The architecture of the GspL^fld dimer and the hydrophobic nature of the interaction interface is conserved. (a) Crystal form 1 of GspL^fld dimer seen from the side and from the top. The inset reveals the details of the hydrophobic interface. The interacting residues are located on strand β1 and helix α1 and their symmetry related interaction partners. Leu327 is built in the model in two different conformations, labeled a and b in the bottom panel. (b) Side-view of crystal form 2 of the GspL^fld dimer. In contrast to crystal form 1, the dimer is present in the asymmetric unit but the interface also involves residues from strand β1 and helix α1 of chain A and strand β1′ and helix α1′ of chain B. In bottom panel, crystal form 2 is shown in surface representation. All atoms are colored according to the type (oxygens: red, nitrogens: blue) and carbon atoms are in the respective chain color. Display of chain B as it would face chain A at the GspL^fld dimer interface reveals a buried hydrophobic patch in the GspL^fld dimer (inner dotted ellipse). (c) GspL^fld dimer from Vibrio parahaemolyticus, PDB: 2w7v²¹. For details on the conservation of the interacting residues see Figure S2.

Figure 4

The GspL^fld dimer exhibits plasticity at the interface. (a) Schematic representation of the dimer of crystal form 1 viewed along the twofold axis (double headed arrow) and the dimer of crystal form 2 seen in the analogous way.
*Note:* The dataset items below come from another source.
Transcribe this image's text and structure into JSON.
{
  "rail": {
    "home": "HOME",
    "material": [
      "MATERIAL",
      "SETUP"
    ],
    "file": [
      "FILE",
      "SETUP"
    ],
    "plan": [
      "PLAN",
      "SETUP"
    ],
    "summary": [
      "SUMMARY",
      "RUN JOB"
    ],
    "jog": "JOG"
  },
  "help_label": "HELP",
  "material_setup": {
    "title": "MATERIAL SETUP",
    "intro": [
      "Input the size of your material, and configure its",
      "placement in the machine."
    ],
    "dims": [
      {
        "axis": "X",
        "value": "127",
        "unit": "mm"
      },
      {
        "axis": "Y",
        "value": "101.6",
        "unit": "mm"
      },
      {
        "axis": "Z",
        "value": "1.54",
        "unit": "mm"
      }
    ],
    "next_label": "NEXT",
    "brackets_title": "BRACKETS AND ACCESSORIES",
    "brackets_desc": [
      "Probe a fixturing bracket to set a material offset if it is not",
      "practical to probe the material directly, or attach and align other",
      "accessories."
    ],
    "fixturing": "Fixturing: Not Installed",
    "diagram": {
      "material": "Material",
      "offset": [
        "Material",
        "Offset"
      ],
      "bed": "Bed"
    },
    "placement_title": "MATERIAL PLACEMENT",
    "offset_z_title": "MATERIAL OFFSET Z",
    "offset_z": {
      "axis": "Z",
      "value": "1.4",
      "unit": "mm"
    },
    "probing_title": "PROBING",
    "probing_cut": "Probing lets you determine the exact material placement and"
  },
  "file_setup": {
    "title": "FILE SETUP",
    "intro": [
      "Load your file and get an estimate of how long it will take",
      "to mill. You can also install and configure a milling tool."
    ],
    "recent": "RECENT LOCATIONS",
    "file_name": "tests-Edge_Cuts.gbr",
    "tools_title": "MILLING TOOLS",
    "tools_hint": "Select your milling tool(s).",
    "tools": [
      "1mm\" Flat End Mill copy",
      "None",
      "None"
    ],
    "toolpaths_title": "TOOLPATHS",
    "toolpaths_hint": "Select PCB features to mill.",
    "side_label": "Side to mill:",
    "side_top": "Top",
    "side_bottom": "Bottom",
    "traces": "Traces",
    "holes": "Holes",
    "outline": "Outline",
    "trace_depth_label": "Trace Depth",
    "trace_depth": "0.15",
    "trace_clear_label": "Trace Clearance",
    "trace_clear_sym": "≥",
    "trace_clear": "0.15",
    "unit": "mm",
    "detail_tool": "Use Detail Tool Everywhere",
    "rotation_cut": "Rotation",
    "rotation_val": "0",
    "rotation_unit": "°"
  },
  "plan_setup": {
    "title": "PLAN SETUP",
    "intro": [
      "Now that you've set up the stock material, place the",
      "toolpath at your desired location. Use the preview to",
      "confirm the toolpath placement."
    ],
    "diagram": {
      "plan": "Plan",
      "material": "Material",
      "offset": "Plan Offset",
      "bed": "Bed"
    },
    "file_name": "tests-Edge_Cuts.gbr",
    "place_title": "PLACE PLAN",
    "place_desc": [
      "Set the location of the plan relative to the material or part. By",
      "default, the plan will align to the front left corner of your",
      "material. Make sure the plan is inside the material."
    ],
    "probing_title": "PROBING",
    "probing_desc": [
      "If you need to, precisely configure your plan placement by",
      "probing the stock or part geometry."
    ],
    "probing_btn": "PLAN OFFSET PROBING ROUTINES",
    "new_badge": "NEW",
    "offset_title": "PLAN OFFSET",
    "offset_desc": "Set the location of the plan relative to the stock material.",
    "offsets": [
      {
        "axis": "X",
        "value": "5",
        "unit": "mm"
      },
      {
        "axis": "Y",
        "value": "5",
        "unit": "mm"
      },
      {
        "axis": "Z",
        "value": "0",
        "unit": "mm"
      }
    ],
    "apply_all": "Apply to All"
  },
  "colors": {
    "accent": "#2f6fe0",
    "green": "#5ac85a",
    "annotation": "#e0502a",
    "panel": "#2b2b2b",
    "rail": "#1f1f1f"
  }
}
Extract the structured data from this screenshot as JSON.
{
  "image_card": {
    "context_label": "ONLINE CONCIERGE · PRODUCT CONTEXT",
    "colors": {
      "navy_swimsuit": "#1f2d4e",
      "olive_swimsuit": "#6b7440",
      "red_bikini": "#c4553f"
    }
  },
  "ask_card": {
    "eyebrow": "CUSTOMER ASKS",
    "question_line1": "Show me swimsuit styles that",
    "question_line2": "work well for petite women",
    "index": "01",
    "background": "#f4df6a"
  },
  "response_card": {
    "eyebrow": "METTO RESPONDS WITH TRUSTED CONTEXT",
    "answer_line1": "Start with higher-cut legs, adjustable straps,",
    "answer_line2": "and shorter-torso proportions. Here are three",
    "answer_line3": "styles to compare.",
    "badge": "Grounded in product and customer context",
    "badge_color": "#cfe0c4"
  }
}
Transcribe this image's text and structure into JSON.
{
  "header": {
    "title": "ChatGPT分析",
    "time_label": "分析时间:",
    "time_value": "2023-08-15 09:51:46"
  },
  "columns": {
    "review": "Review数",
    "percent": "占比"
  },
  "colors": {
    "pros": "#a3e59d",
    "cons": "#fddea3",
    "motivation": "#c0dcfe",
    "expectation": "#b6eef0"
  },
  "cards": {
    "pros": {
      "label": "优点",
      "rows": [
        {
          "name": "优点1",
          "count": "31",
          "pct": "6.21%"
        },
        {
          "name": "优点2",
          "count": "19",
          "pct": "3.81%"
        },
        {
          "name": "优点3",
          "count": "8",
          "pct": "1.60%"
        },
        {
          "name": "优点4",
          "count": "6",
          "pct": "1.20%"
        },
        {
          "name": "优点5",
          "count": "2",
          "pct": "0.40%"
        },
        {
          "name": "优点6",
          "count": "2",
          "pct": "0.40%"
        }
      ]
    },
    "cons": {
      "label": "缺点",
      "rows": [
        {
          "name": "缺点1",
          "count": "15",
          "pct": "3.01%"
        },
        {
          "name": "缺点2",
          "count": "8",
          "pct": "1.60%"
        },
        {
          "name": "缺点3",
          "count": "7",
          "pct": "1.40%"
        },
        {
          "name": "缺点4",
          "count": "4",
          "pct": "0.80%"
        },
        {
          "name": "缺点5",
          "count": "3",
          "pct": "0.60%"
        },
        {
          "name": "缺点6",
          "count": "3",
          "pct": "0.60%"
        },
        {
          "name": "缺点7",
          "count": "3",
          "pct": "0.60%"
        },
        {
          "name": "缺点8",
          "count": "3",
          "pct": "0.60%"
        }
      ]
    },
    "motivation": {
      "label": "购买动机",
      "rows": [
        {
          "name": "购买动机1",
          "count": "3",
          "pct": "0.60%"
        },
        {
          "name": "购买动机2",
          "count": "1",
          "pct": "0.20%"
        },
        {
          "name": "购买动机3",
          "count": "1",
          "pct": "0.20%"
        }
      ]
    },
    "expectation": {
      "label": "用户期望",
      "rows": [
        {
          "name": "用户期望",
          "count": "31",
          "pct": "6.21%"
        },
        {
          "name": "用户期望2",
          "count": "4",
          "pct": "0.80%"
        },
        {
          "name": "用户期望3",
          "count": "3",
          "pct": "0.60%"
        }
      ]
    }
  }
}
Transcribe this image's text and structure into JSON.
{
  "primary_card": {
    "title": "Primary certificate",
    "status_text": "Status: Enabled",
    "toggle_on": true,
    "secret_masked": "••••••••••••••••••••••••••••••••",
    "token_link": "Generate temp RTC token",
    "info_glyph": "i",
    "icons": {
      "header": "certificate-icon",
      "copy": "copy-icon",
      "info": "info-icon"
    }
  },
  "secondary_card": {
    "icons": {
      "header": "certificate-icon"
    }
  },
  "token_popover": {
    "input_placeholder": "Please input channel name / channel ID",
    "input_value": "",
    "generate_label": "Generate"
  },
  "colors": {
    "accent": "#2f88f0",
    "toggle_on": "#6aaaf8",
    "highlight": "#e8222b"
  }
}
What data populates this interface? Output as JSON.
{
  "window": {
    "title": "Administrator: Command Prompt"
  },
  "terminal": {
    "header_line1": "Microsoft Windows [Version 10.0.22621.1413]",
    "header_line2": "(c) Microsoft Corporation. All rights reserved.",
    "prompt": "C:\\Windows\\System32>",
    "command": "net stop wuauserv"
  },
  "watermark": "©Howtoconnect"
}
Each block represents the whole ferredoxin-like domain and the depiction portrays this particular orientation of the dimer. The different proximity of interacting strands results in open (crystal form 1) and closed (crystal form 2) variant of the GspL^fld dimer. (b) The detailed view on the beta strands contributing to the interaction interfaces of crystal forms 1 and 2. The dramatically different inter-strand distances result in complementation of the interface with the extension of antiparallel β-sheet in case of crystal form 2 and lack of thereof in crystal form 1. The twofold axis is marked with a black diad symbol. The open variant of the crystal form 1 is mediated by coordination of a water molecule, indicated in dark red sphere. The two distinct scenarios can be fulfilled by the N-H of Leu327 and the C = O of Phe329′. The distances between main chains’ N and C = O groups are labeled with yellow dashed lines and reported in Å. The models are shown in the electron density 2Fo-Fc maps contoured at 2σ. (c) The plasticity of the GspL^fld reflected by interdomain tilting of 3°. (d) The dimer of crystal form 1 incorporated into the schematic representation of the GspL full-length dimer.

Figure 5

SEC-SAXS analysis validates the existence of dimers and tetramers of GspL^peri in solution. (a) The experimentally determined distance distribution functions of dimer and tetramer of GspL^peri (solid lines, blue and black) in comparison to the calculated P(r) functions of dimer and monomer (dashed lines, green and red) of crystal form 1. (b) Ab initio envelopes generated for dimer (green) and tetramer (cyan) (c) The dimeric envelope manually fitted with the dimer of crystal form 1 and an ensemble of most populous models of the N-terminus, presented as chains of spheres. (d) Kratky plot of the GspL^peri dimer.

Figure 6

A model for substrate loading to the periplasmic vestibule of the type II secretion system. The drawing encompasses periplasmic domains of GspL (blue), GspM (grey), GspC (dark grey), the secretin channel (light grey) and a molecule of a cargo protein (black) viewed from the top of the secretion machinery. In the proposed model the transient tetramerization of GspL^peri is proposed as a mechanism to open the periplasmic vestibule and to enable entry of an exoprotein (left). In contrast, the channel is closed when the GspL^peri dimers are equivalently distributed (right).